The Financial Conduct Authority has today published guidance consultation focussed on dealing with the estimated 48 per cent of interest-only borrowers who may have a shortfall when their loan matures.
The guidance proposes to require lenders to set out how they plan to deal with borrowers who have a potential shortfall, including their communication strategies to alert customers of the need to sort out a repayment vehicle.
While the consultation does not close until 3 June, lenders have already committed to contacting borrowers with mortgages maturing before the end of 2020 over the next 12 months.

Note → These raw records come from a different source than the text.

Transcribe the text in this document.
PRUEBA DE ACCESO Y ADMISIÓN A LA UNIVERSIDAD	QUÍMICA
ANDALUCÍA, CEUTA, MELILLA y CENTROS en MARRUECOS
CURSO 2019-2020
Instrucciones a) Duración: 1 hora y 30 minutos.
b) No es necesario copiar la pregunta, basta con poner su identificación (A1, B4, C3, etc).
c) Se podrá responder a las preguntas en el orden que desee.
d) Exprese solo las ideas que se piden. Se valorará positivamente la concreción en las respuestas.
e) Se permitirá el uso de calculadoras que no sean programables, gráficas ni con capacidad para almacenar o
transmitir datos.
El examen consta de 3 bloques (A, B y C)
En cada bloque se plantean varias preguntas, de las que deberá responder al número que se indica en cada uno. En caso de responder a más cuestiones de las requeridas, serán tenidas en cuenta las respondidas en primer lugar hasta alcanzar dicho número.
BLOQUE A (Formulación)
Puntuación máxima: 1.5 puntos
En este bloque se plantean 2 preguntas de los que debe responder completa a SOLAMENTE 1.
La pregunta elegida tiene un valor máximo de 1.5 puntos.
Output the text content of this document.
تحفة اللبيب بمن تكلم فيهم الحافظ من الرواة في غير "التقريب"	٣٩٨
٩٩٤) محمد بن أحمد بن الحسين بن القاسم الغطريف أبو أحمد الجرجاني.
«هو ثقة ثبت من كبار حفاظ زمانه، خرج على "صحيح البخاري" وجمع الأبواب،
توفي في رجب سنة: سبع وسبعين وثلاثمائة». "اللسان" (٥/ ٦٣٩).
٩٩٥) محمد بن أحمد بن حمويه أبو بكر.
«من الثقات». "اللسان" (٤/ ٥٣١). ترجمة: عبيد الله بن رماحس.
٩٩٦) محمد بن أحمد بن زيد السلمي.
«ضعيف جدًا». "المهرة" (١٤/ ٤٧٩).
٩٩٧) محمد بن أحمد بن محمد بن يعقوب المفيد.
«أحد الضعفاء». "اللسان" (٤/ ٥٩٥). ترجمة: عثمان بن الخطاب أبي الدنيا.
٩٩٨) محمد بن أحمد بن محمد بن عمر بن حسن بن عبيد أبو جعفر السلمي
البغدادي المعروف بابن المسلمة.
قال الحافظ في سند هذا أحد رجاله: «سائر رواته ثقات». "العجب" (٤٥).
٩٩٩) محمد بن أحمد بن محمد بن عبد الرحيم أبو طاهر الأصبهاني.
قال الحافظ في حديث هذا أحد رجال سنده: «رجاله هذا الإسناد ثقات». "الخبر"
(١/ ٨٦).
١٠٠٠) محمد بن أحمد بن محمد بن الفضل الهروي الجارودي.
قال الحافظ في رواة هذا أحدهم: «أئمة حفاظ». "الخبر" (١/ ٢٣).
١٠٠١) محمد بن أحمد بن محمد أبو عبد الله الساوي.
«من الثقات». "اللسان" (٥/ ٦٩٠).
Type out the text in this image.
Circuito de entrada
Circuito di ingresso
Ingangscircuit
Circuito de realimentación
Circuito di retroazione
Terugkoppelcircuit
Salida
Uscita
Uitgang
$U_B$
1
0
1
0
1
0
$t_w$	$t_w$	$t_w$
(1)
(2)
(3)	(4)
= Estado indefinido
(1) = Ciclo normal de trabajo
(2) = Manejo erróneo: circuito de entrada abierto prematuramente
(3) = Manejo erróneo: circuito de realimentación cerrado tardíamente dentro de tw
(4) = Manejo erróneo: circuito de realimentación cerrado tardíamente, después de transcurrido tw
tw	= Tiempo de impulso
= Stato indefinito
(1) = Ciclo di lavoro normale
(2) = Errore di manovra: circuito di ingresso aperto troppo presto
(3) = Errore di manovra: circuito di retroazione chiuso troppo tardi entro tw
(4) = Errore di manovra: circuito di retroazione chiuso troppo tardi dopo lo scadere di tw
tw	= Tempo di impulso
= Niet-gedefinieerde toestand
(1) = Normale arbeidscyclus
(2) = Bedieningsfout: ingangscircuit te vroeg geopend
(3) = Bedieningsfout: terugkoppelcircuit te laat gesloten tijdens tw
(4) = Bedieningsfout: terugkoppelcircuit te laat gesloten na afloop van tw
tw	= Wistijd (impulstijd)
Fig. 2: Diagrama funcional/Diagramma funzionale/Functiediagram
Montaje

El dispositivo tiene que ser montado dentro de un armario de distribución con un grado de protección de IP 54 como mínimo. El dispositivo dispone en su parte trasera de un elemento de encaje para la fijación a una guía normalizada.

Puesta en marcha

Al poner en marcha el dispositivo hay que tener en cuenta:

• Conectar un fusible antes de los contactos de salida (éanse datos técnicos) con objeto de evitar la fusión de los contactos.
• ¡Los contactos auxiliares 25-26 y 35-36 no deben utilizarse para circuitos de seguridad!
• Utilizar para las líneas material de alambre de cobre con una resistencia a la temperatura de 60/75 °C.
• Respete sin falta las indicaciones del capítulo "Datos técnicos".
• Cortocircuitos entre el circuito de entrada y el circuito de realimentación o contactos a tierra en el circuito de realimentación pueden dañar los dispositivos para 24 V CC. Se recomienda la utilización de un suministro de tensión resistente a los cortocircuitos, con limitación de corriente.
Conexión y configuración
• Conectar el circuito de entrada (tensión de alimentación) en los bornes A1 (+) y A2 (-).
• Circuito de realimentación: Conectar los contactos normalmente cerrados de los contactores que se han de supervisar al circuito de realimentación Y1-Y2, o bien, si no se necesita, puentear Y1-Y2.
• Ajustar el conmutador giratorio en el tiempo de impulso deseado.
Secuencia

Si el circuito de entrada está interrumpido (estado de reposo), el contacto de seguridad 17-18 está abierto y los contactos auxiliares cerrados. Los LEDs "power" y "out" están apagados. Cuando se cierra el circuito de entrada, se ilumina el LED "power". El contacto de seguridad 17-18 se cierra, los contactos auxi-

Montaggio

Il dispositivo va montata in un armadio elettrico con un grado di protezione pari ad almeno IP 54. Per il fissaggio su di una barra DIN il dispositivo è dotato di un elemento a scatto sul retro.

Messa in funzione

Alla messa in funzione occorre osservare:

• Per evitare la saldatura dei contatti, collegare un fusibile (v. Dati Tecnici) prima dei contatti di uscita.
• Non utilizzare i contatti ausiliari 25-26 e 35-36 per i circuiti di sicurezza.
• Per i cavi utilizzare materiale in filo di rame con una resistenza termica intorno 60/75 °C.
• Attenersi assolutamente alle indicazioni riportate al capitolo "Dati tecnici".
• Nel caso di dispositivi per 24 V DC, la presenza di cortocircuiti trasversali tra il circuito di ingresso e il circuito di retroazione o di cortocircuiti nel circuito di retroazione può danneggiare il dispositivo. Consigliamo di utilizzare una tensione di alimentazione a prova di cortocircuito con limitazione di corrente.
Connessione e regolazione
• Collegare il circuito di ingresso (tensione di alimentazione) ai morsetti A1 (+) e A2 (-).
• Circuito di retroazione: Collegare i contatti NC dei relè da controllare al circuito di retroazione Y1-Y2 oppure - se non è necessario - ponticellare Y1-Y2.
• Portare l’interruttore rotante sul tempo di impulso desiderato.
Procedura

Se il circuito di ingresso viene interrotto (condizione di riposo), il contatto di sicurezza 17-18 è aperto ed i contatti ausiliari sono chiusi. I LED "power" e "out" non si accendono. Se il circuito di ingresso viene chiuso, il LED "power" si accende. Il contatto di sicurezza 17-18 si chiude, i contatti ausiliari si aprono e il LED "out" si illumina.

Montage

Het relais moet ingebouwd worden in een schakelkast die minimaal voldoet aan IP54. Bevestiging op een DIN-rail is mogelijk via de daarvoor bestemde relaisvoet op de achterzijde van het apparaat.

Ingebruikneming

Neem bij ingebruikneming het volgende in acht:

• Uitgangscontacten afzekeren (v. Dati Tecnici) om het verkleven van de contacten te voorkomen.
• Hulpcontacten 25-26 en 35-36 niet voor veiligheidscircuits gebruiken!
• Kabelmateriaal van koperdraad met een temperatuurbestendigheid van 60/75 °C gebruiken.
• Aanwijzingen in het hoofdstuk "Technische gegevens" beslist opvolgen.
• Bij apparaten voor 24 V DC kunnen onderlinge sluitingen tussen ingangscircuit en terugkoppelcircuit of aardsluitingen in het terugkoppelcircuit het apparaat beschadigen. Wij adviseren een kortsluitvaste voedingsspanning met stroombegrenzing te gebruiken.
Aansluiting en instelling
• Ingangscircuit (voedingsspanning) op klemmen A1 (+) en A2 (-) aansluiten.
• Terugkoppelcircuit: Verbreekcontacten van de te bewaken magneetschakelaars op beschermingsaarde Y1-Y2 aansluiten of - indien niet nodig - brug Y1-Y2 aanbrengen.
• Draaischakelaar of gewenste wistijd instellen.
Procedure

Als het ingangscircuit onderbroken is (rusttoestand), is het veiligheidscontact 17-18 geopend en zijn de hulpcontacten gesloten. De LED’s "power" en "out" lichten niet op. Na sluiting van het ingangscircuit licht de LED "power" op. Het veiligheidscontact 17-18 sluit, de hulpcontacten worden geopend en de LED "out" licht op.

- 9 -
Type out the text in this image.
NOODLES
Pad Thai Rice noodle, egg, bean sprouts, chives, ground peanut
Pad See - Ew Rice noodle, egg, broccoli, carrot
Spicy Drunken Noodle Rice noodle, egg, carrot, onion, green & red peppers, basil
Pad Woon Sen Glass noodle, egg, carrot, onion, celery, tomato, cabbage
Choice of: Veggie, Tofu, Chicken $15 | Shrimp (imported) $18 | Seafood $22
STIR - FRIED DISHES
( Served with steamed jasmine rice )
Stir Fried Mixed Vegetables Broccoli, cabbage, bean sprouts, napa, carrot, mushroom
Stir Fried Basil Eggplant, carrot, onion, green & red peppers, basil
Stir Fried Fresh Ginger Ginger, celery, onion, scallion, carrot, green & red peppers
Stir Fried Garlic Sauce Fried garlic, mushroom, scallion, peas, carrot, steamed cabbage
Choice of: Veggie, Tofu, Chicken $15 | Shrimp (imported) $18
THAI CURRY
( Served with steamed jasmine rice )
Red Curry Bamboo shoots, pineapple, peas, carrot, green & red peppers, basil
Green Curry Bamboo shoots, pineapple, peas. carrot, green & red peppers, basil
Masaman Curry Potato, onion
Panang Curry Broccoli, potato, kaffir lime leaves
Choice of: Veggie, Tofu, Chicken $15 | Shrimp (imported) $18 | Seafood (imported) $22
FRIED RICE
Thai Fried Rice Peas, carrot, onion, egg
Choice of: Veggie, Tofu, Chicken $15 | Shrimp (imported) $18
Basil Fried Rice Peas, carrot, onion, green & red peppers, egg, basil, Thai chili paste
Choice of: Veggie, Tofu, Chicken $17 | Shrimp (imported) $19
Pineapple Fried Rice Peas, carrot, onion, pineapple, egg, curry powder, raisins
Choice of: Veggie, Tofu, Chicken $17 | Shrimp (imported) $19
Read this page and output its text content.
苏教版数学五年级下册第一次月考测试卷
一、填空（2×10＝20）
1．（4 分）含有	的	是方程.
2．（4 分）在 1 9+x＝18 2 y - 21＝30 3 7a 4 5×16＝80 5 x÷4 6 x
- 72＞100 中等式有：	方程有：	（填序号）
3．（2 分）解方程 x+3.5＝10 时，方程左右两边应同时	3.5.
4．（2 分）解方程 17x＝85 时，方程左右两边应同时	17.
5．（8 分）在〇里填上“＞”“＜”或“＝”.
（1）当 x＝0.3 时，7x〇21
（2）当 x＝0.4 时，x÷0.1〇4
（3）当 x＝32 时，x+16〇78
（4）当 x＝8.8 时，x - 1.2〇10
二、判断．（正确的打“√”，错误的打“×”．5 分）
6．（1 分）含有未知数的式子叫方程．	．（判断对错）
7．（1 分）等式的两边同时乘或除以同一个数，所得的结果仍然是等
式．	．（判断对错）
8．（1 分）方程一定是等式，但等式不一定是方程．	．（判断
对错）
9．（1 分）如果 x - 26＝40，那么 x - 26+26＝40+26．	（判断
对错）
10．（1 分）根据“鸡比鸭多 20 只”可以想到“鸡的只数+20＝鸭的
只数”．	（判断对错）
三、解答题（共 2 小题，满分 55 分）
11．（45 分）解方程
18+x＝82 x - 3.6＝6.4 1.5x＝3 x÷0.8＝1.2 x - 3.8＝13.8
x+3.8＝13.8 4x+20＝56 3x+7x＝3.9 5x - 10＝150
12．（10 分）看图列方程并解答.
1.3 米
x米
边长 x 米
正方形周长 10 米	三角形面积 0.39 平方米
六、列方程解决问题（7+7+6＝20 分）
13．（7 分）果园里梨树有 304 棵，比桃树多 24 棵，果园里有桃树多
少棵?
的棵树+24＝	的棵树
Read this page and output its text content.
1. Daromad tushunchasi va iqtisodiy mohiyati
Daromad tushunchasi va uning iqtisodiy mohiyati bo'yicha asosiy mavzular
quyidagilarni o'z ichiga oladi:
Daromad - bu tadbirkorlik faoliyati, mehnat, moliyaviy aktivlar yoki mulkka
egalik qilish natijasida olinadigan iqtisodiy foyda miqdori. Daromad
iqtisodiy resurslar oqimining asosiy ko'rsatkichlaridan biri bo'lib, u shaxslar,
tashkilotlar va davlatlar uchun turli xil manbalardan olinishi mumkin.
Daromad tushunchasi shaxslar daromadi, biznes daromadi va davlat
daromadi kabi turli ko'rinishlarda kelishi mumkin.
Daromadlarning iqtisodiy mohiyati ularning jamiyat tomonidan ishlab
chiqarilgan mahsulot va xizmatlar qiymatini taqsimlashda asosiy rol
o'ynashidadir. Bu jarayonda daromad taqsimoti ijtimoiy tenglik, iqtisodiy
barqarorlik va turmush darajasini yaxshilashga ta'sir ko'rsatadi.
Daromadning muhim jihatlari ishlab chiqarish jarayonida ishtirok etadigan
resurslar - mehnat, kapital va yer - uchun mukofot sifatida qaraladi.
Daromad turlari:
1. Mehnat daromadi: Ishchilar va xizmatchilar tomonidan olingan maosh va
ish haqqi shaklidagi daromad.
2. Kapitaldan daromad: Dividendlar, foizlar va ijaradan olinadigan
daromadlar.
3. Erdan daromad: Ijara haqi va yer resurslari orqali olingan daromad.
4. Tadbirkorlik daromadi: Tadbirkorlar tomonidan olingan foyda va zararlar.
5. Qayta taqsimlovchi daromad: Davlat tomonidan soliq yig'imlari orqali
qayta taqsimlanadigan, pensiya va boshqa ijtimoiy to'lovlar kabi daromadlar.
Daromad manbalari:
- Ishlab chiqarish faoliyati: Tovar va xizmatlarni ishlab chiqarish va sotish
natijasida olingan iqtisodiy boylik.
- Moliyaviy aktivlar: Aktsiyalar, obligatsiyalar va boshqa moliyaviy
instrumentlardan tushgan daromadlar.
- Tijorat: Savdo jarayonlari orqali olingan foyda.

There are an estimated 600,000 borrowers with interest-only loans that will mature before 2020, while the FCA estimates that around half of the 2.6 million interest-only loans outstanding will have a shortfall. A third of these will have shortfalls of over £50,000.
The aim is not to force borrowers to take action but to ensure they are aware of their mortgage payment position and have enough notice to put together a repayment plan to avoid a shortfall.
Council of Mortgage Lenders director general Paul Smee says: “Lenders recognise that they have a valuable role to play in helping their customers to plan ahead, and to take action in good time to reduce the risk of being caught short when the time comes for the mortgage to be repaid.
“We are working as an industry to ensure that good, pre-emptive communication with interest-only mortgage customers is the norm. Most people, even if they have not yet done so, have time to plan a satisfactory strategy for when their mortgage reaches maturity.”
Building Societies Association head of mortgage policy Paul Broadhead says: “Those interest only borrowers with mortgages due to mature by the year 2020 can expect to be contacted by their lender in the next 12 months if they have not already heard from them.
“These communications have been on top of the normal annual reminder which is part of a borrowers’ annual mortgage statement. Ultimately the responsibility to repay a mortgage remains with the borrower. But building societies and other mutual lenders will deploy all the tools they have to help anyone who has an interest only mortgage with a shortfall.”
The CML has also been working with the Money Advice Service on an action plan guide which provides a checklist of actions for people with an interest-only mortgage, with the aim of avoiding a shortfall when the loan matures.